All this resonates with agile, scrum, lean, and kanban.
Zachtwaarderij—onderneming die ambachtelijk zachtwaar (software) vervaardigt.
The BOSCARD can be seen as an acronym for the A3 and be used as a strategic planning tool used to provide the terms-of-reference for new projects:
- Background—Provide background information that includes the reasons for creating the project and mentions the key stakeholders who will benefit from the project result.
- Objectives—Describe the project goals and link each of them with related, SMART project objectives.
- Scope—Provide a high-level description of the features and functions that characterise the product, service, or result the project is meant to deliver. Be explicit about what is in and what is out of scope.

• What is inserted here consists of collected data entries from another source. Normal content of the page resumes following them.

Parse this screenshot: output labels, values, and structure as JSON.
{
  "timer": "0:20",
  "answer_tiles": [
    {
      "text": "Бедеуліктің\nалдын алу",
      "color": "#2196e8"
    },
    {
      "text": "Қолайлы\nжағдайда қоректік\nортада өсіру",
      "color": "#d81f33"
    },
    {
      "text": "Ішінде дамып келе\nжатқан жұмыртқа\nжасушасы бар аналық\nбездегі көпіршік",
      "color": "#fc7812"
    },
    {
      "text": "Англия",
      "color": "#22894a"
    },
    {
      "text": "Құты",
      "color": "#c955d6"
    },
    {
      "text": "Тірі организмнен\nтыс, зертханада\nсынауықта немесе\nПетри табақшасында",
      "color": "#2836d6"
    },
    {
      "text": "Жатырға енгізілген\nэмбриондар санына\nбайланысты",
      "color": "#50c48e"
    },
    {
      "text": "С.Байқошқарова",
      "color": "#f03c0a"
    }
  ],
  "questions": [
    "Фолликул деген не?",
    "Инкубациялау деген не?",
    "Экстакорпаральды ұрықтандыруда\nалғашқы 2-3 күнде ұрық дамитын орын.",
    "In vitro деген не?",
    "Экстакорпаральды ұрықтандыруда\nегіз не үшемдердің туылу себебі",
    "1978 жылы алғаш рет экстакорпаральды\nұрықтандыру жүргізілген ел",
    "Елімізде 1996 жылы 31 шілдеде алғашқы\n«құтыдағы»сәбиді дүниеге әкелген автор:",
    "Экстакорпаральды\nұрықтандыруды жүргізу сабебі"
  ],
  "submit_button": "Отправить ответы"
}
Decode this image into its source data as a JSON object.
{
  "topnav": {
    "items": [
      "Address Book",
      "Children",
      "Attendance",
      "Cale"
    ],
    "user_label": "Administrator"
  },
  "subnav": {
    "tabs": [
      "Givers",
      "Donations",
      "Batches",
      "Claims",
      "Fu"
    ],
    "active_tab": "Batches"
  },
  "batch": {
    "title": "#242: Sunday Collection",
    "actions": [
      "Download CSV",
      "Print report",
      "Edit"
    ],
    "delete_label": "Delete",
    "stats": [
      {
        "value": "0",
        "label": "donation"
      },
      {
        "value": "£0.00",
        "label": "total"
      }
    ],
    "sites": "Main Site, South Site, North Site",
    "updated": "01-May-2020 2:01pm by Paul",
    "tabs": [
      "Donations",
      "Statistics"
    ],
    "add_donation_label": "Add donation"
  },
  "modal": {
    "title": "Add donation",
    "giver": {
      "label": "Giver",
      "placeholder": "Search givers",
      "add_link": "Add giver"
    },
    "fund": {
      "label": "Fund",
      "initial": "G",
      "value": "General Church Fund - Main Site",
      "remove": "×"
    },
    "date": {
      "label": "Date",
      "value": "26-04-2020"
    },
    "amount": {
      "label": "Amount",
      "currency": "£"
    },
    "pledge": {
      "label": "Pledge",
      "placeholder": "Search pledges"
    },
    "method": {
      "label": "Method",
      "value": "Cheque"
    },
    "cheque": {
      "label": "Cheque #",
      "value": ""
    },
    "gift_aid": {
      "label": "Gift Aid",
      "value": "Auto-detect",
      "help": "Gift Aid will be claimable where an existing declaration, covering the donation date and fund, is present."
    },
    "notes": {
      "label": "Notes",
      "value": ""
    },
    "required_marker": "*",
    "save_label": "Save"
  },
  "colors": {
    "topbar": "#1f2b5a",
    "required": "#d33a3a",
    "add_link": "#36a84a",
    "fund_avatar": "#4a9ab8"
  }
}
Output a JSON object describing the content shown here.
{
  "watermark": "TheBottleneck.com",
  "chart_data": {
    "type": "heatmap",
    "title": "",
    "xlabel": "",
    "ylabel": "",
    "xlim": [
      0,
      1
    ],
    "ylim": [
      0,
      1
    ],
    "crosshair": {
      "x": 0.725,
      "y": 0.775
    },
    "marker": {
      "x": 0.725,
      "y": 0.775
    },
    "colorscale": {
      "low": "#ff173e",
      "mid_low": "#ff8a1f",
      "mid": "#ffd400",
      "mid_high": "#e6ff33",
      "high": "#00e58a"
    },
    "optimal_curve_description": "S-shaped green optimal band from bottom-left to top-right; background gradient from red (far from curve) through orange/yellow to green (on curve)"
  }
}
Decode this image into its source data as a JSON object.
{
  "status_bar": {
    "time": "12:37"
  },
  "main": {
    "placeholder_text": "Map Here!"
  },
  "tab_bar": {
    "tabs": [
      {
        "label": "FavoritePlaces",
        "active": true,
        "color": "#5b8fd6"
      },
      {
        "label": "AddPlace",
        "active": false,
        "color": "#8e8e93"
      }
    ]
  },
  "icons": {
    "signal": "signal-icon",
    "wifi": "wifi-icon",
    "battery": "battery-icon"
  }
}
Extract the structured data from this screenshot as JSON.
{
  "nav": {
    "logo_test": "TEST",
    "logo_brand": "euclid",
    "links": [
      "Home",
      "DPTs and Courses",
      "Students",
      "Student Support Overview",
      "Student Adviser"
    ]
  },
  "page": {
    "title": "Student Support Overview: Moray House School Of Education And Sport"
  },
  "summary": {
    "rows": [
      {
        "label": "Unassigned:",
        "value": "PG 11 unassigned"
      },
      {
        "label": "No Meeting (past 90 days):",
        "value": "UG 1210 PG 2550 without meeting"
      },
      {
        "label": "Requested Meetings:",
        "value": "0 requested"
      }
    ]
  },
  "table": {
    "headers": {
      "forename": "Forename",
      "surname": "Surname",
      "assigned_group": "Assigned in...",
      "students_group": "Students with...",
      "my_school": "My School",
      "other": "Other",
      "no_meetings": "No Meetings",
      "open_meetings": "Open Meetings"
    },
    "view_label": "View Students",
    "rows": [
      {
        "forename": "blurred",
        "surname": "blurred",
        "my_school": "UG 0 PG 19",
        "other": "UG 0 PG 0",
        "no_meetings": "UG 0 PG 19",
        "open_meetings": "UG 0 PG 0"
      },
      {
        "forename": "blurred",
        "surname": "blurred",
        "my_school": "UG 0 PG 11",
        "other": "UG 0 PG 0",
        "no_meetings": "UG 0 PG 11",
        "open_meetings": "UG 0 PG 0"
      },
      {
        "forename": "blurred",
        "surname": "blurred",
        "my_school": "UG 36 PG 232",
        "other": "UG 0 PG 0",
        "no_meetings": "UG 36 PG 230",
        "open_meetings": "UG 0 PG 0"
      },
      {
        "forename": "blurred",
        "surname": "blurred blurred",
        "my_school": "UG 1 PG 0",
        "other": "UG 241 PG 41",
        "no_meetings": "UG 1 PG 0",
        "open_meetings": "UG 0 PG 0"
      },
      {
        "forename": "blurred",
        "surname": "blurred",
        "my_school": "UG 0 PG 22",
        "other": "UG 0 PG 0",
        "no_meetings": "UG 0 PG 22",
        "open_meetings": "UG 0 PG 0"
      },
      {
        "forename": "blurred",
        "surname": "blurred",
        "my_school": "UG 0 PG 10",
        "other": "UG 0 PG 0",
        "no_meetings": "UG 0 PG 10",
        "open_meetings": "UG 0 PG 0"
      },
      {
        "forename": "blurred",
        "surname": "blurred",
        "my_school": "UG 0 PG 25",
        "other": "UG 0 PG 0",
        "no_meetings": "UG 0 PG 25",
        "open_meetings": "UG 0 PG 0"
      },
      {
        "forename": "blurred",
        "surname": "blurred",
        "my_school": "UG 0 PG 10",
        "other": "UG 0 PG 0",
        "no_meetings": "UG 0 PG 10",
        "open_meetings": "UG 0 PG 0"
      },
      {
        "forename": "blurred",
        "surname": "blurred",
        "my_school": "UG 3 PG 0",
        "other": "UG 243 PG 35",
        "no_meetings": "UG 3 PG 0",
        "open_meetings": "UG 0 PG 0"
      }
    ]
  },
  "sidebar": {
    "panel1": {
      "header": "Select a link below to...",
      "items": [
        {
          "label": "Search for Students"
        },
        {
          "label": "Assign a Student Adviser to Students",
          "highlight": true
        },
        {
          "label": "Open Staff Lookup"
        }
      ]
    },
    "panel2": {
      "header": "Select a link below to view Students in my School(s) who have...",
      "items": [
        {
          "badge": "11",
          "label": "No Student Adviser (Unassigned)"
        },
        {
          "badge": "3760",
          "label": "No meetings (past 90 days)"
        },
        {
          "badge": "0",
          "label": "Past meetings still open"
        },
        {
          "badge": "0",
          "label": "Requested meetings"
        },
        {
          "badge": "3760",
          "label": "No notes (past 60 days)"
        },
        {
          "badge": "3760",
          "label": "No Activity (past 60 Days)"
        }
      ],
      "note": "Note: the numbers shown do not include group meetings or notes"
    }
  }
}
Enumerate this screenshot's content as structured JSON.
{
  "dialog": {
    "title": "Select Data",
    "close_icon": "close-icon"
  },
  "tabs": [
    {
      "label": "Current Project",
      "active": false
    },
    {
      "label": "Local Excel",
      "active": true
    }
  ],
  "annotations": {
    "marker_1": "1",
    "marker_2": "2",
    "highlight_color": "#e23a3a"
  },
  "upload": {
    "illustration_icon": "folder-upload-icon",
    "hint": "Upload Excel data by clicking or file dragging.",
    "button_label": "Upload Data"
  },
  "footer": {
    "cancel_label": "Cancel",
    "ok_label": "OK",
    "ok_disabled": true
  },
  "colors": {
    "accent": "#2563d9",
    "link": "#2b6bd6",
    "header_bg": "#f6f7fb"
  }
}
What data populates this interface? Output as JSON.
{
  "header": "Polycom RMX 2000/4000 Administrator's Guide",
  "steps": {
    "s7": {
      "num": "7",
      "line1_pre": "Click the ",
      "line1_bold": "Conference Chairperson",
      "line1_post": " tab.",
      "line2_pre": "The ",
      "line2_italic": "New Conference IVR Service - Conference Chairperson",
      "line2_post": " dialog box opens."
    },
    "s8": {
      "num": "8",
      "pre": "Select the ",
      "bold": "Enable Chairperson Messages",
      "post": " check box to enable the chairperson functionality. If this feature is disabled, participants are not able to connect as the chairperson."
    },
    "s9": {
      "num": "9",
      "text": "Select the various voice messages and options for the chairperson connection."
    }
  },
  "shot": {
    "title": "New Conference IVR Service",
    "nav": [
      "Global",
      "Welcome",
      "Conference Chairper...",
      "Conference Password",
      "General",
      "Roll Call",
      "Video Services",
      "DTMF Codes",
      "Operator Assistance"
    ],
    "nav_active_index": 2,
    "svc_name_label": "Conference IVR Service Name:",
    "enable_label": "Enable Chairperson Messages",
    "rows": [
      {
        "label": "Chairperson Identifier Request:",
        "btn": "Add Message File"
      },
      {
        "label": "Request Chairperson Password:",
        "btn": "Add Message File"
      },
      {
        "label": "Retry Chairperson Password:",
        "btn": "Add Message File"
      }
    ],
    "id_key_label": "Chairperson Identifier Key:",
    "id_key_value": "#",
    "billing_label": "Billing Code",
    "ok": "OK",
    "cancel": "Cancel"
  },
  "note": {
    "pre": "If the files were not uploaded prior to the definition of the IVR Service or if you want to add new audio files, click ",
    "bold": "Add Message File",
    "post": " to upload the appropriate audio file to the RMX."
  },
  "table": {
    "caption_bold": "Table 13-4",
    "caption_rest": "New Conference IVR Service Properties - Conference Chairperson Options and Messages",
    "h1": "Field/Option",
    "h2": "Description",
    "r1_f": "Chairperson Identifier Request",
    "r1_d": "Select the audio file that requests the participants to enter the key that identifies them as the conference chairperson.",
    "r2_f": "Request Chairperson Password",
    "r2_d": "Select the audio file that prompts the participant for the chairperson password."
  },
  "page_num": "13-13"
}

- Constraints—Identify the specific constraints or restrictions that limit or place conditions on the project, especially those associated with project scope.
- Assumptions—Specify all factors that are, for planning purposes, considered to be true. During the planning process these assumptions will be validated.
- Risks—Outline the risks identified at the start of the project. Include a quick assessment of the significance of each risk and how to address them.
- Deliverables —Define the key deliverables the project is required to produce in order to achieve the stated objectives.
Include the initiative’s name, its strategic fit, date raised, sponsor, and lead.
Make all stakeholders understand the BOSCARD and make sure you have everyone’s consent before investing even the first euro on this initiative. Woithout everyone’s consent, some expectations will not be met.
Consider replacing your PIDs with BOSCARDs. Decision-makers, scarce on time, will love it.
The BOSCARD is thought to have originated with consulting company Cap Gemini in the 1980s.
Joseph Perline’s 3 Rules:
- We don’t make mistakes, we learn.
- Whoever carries the risk, decides.
- If it’s not fun, you’re doing something wrong.